I hope that this post can serve to help any women who are currently struggling with, or have struggled with eating disorders in the past. You don’t ever “cure” yourself. It doesn’t ever fully go away. You have to work on it, maintain it, TALK ABOUT IT. When one more person comes out and shares their story, the stigma loses its power over us that much more. Living your life inside that disease is one of secrecy and despair. I pushed people away for years, and lost some of those relationships permanently along the way. Don’t do the same, don’t be that person, don’t make my mistakes. Make your own… you have to. It’s the only way to come out on the other side alive and well.
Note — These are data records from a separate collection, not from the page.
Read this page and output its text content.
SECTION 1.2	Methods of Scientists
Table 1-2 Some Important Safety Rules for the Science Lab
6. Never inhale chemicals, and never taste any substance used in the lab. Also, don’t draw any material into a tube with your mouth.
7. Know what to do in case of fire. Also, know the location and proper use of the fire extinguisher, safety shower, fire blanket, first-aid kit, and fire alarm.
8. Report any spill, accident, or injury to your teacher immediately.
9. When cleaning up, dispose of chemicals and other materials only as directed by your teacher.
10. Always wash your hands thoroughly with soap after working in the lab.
For those of you reading this who know me well, continue to love me and support me just as you have in the past. I am the same person I’ve always been, I just have a new sense of awareness and appreciation for the world these days, and I wouldn’t change one single moment of the journey that I took to get here 🙂
Blessings to you all on this lovely December day! ❤
Side note: Nick and I got to see Nugget on Friday and he or she is beautiful, thriving, and in constant motion! Nug also heard his/her first story on Sunday as Daddy read Brown Bear, Brown Bear!